But she didn't know the danger. How could she have? But how could she not have
insisted
, anyway, that they move more quickly? What could she have done differently? Her mind returned, again and again, to that question. For a year after the accident she'd done nothing but cry. She'd wanted to be strong for Emily, but she was helpless against the grief, an illness without cure, a monster beyond reason, beyond mercy. The grief came in waves, sometimes so strong that she could not breathe, a thousand-pound weight atop her chest.

Of all days, that day Andrew had turned off his cell phone. She'd called him—his office line, his secretary—ten times at least from the emergency
room, leaving messages, telling him what happened, telling him to come quickly. He rarely played golf, he disliked the game, but that day he'd gone off with some clients. Had he answered, it might have gone differently. Andrew was an impatient man. He would not have waited for two hours, chatting with nurses, as she had. He would have complained. Where's the doctor? Has he read the scan? He would have asked those questions, as he did later, in depositions and interrogatories, the same questions she'd failed to ask. He would have done what she had not: made them do their job and save her son.

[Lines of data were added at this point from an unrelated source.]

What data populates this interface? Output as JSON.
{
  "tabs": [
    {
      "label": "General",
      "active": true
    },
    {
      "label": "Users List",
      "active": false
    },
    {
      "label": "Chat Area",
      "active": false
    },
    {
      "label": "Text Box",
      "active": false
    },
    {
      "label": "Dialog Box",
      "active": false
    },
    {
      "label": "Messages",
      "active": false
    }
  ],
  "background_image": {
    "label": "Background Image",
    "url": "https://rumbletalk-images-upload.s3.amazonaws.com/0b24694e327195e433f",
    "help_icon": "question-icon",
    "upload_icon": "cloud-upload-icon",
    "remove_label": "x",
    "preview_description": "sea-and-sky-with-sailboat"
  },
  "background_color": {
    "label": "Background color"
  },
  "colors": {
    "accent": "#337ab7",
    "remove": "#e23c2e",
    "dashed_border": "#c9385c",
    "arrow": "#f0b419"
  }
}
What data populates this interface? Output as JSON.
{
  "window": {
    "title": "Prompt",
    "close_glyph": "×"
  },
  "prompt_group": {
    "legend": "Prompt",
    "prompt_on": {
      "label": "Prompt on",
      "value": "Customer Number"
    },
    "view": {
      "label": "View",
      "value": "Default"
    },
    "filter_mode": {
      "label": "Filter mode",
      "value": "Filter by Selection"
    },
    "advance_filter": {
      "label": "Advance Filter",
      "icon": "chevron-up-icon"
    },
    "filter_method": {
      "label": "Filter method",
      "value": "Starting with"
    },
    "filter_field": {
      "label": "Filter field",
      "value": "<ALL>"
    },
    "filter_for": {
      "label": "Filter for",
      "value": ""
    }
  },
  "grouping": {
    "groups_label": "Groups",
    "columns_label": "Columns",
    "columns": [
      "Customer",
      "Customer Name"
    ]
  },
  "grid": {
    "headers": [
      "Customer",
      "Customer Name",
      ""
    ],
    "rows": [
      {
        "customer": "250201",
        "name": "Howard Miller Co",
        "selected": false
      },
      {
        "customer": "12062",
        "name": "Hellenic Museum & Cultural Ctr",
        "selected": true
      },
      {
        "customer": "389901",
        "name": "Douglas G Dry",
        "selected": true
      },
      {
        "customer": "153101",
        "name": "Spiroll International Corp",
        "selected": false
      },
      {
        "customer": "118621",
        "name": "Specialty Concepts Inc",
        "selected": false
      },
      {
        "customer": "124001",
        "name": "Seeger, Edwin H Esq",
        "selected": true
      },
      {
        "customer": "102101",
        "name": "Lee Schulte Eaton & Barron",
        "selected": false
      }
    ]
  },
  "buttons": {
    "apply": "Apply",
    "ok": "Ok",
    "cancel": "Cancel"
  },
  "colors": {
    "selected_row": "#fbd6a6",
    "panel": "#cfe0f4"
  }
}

She could never forgive Andrew for that day. For being absent the one time she'd needed him, the one time Daniel had needed him. Afterward he'd busied himself with arrangements for the funeral, the memorial, using a manic energy that bordered on psychotic. Later, with the same zeal, he'd filed a lawsuit, even though she'd argued against it. That was the last thing she'd wanted—to give affidavits and depositions, to corroborate and testify, to be cross-examined. The events of that day were secured in her mind in real time, every moment. But he'd done it anyway. The money would go toward Emily's college education, he said, and it'll make the hospitals do better. That's what lawsuits are for: to make institutions change their practices. This was how her husband functioned, according to his own rules of logic. He'd
enjoyed
making money on their son's death, punishing someone. He had no real sense of regret or loss in him. She had grieved, for the most part, alone.

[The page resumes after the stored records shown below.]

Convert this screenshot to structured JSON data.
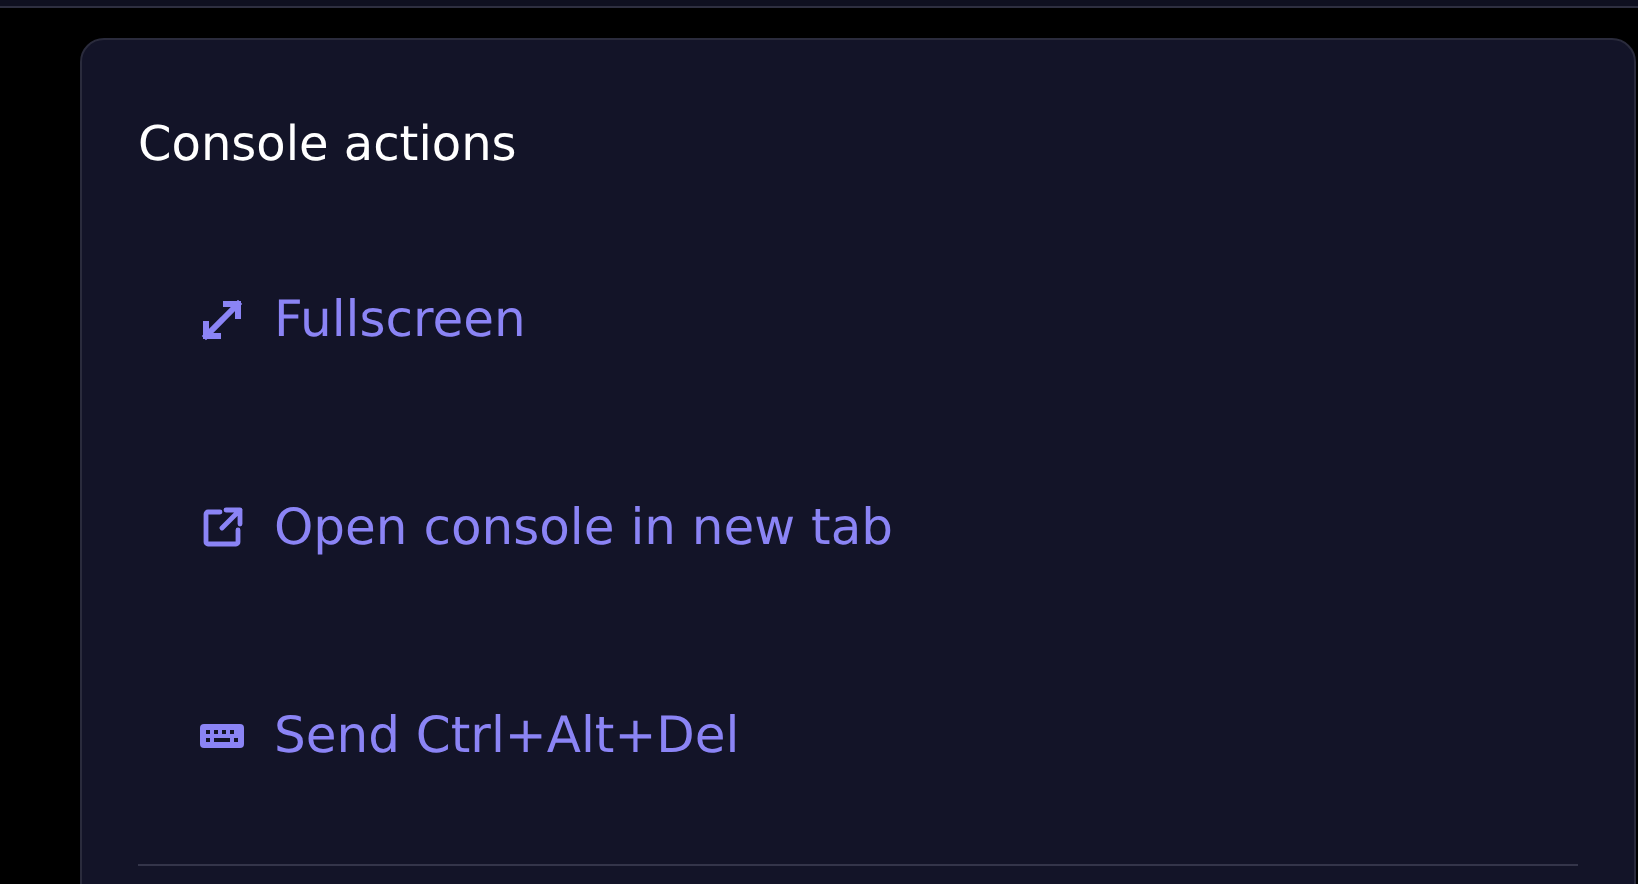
{
  "panel": {
    "title": "Console actions",
    "actions": [
      {
        "kind": "expand",
        "label": "Fullscreen"
      },
      {
        "kind": "external",
        "label": "Open console in new tab"
      },
      {
        "kind": "keyboard",
        "label": "Send Ctrl+Alt+Del"
      }
    ]
  }
}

And the awful thing was, now, being around Emily made it worse. She had his Moorish eyes and thick dark eyebrows. Ever since the accident, Audrey couldn't bear to look her daughter in the face. It pained her too much. Emily reminded her so strongly of Daniel: his expressions on her face, a ghostly reflection. She knew how much Emily was hurting, to have lost Daniel too, but she couldn't help it. Sometimes Audrey couldn't tolerate being in the same room with her, the resemblance was so strong. For months after his death, she would glance up and see
him—
sitting at the kitchen table, coming down the hallway, or lying on the couch—and then would follow the immediate, crushing rejoinder. The sight of Emily confounded her, tricked her, permitting a harrowingly quick moment of innocence. But:
It's not Daniel. Daniel is dead.
She knew he was dead. Of course she knew. That was how every day started, with Daniel being dead. And deep down she felt something dark and disjointed: Maybe she
wanted it to be
him
who had survived; maybe she wanted it to be Daniel now sitting, whole and happy, in front of the TV, not Emily. And this thought, unbidden, made her despise herself.

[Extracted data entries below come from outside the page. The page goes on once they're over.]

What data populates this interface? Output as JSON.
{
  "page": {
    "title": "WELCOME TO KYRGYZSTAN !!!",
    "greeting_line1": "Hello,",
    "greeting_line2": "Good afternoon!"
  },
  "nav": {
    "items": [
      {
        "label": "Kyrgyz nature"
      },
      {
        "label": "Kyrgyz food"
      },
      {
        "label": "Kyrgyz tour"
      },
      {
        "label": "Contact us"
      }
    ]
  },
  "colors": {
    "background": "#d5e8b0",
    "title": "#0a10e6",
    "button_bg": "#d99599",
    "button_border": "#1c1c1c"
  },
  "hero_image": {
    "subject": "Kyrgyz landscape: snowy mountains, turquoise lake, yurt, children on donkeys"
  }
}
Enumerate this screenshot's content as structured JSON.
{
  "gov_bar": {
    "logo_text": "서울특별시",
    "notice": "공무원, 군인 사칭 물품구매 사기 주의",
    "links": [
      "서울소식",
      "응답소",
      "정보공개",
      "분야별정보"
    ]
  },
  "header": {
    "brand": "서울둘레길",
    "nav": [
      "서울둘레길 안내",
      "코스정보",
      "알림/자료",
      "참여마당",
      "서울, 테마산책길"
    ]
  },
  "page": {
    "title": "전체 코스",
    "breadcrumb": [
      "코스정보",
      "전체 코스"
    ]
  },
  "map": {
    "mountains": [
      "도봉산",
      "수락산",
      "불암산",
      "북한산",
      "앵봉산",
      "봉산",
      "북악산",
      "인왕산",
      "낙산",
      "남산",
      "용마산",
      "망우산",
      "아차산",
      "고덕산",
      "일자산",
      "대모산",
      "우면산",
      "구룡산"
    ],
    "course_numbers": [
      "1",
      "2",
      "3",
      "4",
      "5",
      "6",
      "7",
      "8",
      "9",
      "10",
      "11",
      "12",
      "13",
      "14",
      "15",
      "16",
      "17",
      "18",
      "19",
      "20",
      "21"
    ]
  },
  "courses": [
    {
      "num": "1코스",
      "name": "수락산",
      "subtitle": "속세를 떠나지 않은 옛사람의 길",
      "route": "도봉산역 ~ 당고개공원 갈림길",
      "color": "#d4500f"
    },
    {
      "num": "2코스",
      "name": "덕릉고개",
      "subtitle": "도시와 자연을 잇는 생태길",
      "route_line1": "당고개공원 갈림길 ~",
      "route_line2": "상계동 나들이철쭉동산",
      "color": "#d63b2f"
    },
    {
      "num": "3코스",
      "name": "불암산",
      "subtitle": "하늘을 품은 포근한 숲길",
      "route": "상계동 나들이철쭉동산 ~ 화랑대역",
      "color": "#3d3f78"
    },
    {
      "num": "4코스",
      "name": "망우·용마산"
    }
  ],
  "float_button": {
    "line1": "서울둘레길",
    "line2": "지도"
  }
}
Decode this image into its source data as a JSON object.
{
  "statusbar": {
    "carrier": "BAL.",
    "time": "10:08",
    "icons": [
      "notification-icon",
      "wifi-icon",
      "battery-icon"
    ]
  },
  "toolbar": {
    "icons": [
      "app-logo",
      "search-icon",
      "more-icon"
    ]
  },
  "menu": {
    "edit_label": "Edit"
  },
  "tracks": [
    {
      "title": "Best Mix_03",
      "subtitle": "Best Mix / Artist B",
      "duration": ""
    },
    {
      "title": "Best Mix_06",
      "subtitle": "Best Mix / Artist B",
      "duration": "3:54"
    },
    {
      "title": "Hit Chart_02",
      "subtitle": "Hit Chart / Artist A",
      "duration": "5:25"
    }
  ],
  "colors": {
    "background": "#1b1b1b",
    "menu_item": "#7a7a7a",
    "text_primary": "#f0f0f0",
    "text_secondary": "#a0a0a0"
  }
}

She had to dull the pain, somehow. Wine in the afternoon, Valium at night. She couldn't escape its grasp, but sometimes she could distract the beast, she could make it look away. Now, eighteen months after the accident, that was the best she could do. Earn a small reprieve now and then.

* * *

AROUND NOON
she heard the whine of the electrician's drill from the dining room. Then the crack of his hammer. His whistling. And finally, a short while later, the sound of his voice. Was he talking to himself? She peered down the hallway and saw her daughter leaning into the doorway, wearing only a long white T-shirt, barely covering her thighs.

“Best place I ever been is New Orleans,” the man said. “You're talking a twenty-four-hour party, every day of the week. You can walk down the street with a bottle of beer in both hands. Perfectly legal.”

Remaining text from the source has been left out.